JAY-Z IS ABOUT TO SHAKE UP THE CANNABIS INDUSTRY, BUT HE CAN’T UNDO THE WAR ON DRUGS
JAY-Z — aka Shawn Carter — is giving a first look into the world of his upcoming cannabis line, MONOGRAM. When Carter announced his new role as Chief Brand Strategist of Caliva last year, it signaled a new chapter for the overwhelmingly white cannabis industry.
As state after state moved to legalize marijuana, an influx of companies emerged to fill the market. Some then asked, “Why were white men poised to get rich doing the very same thing that African-American boys and men had long been going to prison for?”
JAY-Z has been an outspoken detractor of the “war on drugs,” which devastated Black and brown communities since it was devised by Nixon in 1971. He’s also been vocal about the way marijuana legalization disproportionally benefits predominantly white states and companies, while people of color continue to do time for minor drug violations.
Jay’s new endeavor aims to fight social justice issues related to weed legalization and “increase the economic participation of citizens returning from incarceration” through “advocacy, job training, and overall employee and workforce development.”
Unfortunately, even with the legalization of marijuana, marijuana-related arrests nationwide continue to increase every year, with more than 660,000 arrests in 2018 alone, over 90 percent of which were for possession alone. What’s worse, these arrests continue to disproportionately impact Black and brown communities, though Black and Latino people are no more likely to use or sell marijuana than their white counterparts.
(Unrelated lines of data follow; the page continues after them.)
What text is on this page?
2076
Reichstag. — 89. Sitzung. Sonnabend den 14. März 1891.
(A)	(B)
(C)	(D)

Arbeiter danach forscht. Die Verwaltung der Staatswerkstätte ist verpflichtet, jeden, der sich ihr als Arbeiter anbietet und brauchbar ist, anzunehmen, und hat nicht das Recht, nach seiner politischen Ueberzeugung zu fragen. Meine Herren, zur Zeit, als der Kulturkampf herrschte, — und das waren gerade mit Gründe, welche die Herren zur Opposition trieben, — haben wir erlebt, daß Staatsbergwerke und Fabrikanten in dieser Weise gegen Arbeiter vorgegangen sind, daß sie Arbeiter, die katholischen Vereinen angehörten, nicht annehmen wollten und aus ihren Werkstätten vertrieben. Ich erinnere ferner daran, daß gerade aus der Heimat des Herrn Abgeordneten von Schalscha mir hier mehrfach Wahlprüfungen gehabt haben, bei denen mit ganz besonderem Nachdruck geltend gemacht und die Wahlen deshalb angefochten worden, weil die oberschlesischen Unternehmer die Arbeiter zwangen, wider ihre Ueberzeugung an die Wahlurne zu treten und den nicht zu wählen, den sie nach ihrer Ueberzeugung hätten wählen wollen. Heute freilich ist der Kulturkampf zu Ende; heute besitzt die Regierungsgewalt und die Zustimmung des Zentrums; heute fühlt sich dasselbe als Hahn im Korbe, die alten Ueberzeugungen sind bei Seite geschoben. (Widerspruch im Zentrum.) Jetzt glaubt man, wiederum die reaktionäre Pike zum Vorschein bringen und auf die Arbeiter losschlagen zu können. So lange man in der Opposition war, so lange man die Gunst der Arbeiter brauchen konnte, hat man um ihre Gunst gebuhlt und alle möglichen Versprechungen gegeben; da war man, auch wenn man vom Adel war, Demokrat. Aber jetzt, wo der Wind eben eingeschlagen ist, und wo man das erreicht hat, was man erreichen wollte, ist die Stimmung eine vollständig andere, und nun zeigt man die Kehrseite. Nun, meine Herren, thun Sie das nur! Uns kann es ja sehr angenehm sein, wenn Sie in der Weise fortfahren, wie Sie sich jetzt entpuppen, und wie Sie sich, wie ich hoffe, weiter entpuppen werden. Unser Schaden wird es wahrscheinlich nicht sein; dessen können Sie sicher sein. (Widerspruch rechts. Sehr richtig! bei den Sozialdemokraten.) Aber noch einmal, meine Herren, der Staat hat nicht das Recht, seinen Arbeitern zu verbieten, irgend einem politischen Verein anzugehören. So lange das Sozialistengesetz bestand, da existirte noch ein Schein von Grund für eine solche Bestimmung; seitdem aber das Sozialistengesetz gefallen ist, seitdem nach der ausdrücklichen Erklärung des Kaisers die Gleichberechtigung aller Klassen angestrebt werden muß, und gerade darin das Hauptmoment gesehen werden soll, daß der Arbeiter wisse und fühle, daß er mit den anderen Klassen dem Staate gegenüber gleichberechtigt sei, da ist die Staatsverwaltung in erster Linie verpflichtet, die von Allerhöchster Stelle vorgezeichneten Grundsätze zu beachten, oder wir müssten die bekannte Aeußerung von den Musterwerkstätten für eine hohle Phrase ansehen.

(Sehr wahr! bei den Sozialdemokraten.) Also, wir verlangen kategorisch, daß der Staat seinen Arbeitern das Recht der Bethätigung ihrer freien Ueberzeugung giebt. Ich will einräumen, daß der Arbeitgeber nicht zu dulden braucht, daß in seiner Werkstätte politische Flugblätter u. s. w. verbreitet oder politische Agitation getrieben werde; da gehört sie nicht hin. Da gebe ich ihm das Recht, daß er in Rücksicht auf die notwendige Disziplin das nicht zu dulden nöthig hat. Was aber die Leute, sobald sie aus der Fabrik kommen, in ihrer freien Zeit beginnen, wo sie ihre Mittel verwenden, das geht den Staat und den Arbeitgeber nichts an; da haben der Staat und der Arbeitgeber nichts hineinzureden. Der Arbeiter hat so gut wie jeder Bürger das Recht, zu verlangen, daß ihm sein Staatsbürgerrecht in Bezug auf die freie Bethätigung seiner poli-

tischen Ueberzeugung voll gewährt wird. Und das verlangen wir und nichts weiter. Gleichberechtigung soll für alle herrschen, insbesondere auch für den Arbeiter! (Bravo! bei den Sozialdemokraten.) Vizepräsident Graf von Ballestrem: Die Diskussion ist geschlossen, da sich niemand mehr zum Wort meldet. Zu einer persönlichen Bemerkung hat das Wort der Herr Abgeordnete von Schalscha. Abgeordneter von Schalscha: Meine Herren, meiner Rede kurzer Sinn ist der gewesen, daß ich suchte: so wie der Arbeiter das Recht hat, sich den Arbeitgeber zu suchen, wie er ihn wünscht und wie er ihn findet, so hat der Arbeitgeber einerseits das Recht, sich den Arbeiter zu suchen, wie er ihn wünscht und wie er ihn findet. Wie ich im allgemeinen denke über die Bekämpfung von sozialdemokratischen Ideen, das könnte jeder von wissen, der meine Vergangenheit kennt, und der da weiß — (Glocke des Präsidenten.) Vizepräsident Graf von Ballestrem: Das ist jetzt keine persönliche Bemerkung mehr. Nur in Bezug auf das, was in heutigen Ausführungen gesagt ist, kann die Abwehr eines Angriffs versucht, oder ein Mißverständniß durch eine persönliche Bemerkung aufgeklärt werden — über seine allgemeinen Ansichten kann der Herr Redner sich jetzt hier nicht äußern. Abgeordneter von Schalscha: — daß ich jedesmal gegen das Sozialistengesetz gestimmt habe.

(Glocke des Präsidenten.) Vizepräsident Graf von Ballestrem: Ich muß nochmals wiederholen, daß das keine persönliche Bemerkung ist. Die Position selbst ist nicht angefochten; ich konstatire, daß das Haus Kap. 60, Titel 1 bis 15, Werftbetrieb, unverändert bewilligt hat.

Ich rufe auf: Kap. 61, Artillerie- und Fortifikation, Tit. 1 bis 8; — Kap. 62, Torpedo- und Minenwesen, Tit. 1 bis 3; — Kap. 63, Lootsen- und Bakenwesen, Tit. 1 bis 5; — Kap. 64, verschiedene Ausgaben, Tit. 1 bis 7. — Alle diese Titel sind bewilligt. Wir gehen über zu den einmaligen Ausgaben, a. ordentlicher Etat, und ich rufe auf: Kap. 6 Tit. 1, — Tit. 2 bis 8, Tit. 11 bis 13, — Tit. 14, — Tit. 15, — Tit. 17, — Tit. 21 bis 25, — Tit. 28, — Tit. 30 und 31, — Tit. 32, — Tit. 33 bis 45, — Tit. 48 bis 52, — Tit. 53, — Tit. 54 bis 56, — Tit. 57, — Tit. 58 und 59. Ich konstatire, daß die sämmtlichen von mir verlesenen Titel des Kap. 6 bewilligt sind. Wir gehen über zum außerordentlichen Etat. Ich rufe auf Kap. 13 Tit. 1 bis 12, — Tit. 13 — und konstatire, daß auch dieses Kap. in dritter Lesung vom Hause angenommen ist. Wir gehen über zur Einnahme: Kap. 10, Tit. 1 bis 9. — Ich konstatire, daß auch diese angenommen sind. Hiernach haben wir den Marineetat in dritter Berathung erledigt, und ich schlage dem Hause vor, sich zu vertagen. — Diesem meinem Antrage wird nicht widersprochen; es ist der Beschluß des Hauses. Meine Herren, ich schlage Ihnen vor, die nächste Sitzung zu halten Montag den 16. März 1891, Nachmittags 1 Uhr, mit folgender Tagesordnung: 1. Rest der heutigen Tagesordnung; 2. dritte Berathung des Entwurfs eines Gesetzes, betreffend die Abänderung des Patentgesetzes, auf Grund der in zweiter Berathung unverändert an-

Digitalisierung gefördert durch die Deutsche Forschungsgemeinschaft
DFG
This disparity persists even in states like Colorado that have legalized marijuana for recreational use.
These statistics reveal deep-seated racial inequalities that are baked into the legal system. Meaningful change can’t then come from billionaire entrepreneurs and the kind of trickle-down economics that figures like JAY-Z and Pharrell have advocated for, albeit with good intentions.
A profit-driven legal cannabis industry can’t be expected to deliver racial and economic justice. Meaningful change will come with the relocation of funds away from the carceral system and the police force and with increased funding in grassroots organizations.